Download Apache Spark by choosing a Spark release (e.g. 2.2.0) and package type (e.g. Pre-built for Apache Hadoop 2.7 and later).

Extract the Spark tar file to a directory e.g. C:\Spark\spark-2.2.0-bin-hadoop2.7

GIT clone winutils to your system e.g. cloned to directory C:\winutils

Add below system environment variables where HADOOP_HOME is set to the winutils hadoop binary location (depending on the version of pre-built chosen earlier) and SPARK_HOME is set to the Spark location which we had extracted in step 2.

HADOOP_HOME=C:\winutils\hadoop-2.7.1
SPARK_HOME=C:\Spark\spark-2.2.0-bin-hadoop2.7

Create a new folder tmp/hive in your C: drive.

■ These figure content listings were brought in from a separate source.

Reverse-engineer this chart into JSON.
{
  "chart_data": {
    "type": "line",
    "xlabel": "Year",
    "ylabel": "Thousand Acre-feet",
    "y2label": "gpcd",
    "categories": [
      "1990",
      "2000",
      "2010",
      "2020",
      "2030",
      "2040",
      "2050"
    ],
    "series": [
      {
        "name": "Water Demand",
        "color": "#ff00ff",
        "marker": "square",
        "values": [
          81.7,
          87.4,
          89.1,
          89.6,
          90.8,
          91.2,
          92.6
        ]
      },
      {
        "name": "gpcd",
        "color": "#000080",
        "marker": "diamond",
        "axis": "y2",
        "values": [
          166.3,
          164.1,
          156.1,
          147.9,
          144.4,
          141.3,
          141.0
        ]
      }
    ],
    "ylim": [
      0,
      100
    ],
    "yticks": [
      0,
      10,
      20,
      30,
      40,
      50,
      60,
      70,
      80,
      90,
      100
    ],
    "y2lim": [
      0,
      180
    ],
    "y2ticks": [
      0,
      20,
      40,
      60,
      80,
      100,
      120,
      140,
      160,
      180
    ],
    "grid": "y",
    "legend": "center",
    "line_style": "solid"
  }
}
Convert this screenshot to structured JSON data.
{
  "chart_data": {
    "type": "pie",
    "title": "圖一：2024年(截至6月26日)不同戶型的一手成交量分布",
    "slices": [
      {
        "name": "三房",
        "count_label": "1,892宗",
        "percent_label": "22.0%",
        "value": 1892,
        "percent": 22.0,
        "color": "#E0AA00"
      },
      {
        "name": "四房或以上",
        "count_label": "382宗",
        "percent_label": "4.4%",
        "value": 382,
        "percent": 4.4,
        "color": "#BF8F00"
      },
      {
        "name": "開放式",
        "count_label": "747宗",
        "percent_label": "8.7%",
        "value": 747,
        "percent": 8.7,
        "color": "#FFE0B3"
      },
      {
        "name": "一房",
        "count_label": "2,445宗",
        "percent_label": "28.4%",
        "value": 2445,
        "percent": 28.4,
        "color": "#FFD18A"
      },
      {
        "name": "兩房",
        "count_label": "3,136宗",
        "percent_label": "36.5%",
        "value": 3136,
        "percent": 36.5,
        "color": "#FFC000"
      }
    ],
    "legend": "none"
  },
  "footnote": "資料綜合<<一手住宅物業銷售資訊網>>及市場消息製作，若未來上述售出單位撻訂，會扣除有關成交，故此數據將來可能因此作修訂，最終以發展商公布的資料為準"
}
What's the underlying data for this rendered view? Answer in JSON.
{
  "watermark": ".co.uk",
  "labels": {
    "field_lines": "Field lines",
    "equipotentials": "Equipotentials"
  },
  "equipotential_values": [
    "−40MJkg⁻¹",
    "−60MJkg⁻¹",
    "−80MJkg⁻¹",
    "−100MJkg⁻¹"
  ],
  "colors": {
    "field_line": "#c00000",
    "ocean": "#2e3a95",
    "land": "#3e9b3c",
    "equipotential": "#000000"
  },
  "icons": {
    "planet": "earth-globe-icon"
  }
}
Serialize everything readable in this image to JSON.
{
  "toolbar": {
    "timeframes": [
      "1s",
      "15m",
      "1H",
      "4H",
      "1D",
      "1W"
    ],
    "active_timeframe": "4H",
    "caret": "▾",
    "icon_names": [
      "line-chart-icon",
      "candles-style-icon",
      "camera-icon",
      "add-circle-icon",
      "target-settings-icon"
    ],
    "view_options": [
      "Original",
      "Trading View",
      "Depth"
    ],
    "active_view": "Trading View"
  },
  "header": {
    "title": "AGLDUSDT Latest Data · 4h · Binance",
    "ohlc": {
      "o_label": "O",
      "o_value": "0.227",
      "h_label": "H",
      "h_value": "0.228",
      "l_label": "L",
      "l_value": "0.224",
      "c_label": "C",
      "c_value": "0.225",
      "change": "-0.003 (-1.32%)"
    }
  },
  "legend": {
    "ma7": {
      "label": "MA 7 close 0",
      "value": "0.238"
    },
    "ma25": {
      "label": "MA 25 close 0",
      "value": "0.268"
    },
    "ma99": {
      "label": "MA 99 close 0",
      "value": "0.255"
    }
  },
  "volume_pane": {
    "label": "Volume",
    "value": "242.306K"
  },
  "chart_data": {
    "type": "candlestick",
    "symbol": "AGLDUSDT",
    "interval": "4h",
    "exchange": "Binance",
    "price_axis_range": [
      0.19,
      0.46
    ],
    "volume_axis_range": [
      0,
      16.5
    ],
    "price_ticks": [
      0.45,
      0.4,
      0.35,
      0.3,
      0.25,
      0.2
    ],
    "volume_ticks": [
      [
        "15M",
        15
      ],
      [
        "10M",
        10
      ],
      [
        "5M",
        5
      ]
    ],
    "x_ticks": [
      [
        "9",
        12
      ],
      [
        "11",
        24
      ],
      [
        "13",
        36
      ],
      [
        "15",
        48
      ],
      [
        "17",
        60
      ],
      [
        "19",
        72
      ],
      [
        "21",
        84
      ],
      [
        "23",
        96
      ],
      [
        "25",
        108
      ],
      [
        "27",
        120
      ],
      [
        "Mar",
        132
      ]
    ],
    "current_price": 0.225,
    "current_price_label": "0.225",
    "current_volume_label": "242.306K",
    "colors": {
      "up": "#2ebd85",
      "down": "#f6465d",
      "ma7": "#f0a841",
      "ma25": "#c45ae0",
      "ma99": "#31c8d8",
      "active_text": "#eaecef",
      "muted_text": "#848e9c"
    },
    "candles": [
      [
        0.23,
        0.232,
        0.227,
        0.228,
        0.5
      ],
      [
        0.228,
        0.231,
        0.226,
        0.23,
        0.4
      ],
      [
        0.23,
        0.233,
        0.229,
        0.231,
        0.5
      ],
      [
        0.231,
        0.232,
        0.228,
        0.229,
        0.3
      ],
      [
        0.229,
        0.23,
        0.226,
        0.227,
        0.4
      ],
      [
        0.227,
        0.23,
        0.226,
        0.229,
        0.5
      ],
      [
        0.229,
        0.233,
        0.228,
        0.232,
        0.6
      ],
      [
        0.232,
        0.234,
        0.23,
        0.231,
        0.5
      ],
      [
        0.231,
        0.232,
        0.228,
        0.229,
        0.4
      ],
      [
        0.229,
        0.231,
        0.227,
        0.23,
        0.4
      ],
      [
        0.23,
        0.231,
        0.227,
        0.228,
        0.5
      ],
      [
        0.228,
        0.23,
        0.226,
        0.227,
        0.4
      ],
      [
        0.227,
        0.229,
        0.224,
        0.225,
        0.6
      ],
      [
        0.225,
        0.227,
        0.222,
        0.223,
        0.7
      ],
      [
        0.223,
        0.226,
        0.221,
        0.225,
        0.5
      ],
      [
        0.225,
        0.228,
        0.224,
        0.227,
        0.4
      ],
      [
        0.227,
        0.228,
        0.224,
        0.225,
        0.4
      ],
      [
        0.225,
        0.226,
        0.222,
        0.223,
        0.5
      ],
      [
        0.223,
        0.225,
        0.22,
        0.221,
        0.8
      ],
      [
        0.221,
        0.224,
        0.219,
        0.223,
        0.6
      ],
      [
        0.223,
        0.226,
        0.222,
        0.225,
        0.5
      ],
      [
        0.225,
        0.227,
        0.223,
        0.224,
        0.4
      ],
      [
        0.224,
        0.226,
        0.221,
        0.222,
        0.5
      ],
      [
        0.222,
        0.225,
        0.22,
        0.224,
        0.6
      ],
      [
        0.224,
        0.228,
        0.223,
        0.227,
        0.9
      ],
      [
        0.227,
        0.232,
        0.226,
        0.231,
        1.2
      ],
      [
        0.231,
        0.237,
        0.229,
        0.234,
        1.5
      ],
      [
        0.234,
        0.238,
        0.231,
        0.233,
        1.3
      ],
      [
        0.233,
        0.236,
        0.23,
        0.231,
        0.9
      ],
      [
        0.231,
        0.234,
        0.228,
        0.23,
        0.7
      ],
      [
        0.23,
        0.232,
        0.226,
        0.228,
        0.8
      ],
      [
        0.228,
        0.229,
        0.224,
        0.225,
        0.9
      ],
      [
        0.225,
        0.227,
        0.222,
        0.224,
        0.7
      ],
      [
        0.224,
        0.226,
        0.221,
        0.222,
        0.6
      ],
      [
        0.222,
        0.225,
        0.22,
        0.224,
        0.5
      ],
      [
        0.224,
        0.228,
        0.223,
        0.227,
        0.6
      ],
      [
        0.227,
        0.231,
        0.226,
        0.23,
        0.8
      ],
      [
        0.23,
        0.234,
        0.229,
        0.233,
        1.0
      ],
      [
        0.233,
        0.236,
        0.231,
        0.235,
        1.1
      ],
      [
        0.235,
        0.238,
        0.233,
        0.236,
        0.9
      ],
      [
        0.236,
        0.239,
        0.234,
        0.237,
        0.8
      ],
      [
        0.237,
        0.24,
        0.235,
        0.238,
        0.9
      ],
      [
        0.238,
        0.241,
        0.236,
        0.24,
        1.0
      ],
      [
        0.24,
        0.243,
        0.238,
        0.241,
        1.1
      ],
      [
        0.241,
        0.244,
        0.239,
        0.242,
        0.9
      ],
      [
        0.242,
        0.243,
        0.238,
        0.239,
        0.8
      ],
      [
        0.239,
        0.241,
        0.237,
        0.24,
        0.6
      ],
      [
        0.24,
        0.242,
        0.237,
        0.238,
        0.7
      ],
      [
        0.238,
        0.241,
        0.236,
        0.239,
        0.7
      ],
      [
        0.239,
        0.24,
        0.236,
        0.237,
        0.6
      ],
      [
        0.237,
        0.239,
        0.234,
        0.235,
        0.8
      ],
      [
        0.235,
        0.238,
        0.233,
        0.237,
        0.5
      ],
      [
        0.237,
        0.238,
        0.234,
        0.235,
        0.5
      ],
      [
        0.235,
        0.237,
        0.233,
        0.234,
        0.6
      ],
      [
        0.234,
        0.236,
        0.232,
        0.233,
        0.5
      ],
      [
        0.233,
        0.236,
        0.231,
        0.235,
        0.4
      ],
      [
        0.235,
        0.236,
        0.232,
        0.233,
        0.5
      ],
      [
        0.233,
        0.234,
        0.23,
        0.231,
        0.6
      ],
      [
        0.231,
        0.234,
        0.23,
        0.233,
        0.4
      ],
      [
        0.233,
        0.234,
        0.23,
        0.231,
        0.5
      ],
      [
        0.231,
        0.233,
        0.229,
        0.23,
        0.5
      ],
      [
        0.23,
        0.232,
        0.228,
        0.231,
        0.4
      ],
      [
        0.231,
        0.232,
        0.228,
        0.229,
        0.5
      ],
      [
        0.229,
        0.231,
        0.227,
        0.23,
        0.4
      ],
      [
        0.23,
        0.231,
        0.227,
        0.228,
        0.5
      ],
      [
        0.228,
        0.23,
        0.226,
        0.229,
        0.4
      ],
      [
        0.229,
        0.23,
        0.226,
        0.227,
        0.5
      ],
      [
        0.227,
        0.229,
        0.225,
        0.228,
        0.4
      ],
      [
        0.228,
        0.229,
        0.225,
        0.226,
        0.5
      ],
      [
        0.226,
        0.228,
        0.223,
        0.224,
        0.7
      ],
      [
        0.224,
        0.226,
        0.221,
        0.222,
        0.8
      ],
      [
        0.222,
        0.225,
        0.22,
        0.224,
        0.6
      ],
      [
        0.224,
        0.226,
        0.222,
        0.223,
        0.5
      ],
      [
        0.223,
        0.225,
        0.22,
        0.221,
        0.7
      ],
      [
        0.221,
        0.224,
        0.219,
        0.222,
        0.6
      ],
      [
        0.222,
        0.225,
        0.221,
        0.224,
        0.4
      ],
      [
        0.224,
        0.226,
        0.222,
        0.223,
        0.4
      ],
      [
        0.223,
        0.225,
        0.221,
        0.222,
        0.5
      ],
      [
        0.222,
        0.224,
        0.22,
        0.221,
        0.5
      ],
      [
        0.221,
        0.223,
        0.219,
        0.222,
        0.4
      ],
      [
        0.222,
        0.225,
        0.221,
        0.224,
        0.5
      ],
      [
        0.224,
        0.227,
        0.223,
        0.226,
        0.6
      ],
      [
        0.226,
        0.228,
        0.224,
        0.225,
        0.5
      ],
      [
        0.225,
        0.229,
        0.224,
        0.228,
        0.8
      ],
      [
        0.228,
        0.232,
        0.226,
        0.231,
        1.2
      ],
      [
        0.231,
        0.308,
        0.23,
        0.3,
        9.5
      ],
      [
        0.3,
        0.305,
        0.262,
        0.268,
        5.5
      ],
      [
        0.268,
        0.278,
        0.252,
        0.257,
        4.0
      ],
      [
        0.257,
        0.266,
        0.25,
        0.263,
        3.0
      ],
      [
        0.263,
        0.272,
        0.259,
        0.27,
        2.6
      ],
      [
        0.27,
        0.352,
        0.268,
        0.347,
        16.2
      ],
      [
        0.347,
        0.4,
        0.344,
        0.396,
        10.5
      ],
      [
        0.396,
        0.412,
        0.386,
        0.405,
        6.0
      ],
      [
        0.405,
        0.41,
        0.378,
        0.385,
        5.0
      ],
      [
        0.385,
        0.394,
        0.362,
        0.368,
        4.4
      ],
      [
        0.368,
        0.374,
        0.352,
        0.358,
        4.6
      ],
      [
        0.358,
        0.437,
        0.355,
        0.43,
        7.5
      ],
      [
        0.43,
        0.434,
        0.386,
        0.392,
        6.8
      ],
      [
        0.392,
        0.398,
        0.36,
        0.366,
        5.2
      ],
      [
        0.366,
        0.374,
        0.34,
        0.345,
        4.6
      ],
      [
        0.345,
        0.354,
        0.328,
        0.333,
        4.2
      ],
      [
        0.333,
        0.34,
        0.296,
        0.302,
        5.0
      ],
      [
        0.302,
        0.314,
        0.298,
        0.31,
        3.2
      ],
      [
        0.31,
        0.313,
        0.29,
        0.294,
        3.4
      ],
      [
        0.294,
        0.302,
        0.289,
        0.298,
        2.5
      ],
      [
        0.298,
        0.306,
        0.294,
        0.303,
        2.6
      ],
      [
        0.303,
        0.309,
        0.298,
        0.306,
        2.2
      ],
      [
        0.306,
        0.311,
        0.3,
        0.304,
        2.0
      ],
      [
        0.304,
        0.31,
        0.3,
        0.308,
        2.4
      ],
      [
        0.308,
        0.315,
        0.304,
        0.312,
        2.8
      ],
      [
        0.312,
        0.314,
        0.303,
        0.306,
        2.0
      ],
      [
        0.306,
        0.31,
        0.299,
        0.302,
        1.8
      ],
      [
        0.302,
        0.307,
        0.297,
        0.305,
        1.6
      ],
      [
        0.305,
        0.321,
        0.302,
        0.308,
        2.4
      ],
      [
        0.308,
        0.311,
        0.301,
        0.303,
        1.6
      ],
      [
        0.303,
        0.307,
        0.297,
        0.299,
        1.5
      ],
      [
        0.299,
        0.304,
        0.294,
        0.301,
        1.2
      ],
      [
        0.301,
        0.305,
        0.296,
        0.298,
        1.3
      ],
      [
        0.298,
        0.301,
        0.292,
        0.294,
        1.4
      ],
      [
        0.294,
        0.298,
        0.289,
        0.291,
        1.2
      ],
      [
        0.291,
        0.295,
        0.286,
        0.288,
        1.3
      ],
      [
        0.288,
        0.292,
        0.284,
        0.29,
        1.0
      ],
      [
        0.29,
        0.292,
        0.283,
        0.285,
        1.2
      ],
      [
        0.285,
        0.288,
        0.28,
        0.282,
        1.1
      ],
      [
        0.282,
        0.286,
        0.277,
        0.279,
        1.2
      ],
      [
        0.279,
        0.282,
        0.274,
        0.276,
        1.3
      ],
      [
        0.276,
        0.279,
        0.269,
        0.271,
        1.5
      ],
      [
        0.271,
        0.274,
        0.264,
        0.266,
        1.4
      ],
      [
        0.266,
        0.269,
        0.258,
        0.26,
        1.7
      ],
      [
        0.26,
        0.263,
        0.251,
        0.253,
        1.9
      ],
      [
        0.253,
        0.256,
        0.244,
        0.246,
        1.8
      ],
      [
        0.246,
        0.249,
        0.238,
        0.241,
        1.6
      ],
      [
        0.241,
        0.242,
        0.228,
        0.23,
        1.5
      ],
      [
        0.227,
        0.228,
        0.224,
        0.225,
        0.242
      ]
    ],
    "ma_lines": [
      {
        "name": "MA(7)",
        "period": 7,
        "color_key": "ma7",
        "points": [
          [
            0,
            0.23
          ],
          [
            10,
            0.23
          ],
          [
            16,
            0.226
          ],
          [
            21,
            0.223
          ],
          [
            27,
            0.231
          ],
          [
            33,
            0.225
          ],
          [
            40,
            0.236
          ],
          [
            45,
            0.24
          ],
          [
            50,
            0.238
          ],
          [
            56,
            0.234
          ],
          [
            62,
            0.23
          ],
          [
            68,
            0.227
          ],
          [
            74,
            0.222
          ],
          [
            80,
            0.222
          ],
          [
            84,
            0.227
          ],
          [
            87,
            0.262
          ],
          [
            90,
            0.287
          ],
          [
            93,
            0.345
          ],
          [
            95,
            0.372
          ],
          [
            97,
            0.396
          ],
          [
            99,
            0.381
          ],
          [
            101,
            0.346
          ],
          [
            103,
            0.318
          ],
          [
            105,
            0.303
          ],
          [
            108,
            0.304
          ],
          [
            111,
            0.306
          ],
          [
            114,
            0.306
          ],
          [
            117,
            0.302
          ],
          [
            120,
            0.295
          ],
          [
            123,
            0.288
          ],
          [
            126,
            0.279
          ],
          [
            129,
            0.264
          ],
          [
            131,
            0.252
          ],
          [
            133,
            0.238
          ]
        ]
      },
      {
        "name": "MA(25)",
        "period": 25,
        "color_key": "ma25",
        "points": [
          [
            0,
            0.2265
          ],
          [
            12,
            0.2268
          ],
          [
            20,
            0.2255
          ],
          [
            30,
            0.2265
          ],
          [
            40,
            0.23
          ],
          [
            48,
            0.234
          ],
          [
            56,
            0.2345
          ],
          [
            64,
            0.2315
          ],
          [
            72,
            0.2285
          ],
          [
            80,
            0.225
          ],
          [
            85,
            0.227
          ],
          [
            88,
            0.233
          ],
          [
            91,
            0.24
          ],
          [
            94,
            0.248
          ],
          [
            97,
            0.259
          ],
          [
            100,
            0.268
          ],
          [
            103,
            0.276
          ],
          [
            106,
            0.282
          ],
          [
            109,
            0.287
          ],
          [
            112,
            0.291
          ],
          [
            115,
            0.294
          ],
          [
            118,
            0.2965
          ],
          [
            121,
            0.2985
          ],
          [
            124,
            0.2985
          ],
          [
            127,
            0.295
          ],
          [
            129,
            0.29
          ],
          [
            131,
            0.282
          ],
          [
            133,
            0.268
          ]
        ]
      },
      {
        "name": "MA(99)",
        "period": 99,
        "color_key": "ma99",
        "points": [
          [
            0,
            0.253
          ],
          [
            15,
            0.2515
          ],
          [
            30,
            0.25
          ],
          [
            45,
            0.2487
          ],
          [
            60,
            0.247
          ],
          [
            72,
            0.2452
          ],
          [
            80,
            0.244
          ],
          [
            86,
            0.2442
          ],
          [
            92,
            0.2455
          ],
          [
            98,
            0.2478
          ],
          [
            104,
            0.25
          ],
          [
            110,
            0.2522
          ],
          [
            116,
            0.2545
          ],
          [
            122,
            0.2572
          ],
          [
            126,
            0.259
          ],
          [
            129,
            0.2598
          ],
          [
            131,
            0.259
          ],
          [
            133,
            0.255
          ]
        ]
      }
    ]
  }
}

Provide permissions for the folder tmp/hive using winutils.exe by running below command in your command prompt

C:\winutils\hadoop-2.7.1\bin\winutils.exe chmod 777 C:\tmp\hive

Now validate the setup by running spark-shell from your SPARK_HOME directory in your command prompt

C:\Spark\spark-2.2.0-bin-hadoop2.7>bin\spark-shell

PyCharm Configuration

Configure the python interpreter to support pyspark by following the below steps

Create a new virtual environment (File -> Settings -> Project Interpreter -> select Create Virtual Environment in the settings option)
In the Project Interpreter dialog, select More in the settings option and then select the new virtual environment. Now select Show paths for the selected interpreter option.
Add the paths for Spark Python and Spark Py4j to this virtual environment as shown in the screenshot below.

Create a new run configuration for Python in the dialog Run\Debug Configurations.

In the Python interpreter option select the interpreter which we had created in the first step. Also in the Environment variables option make sure Include parent environment variables is checked.

You can now add your pyspark script to the project and use this run configuration to execute it in a Spark context.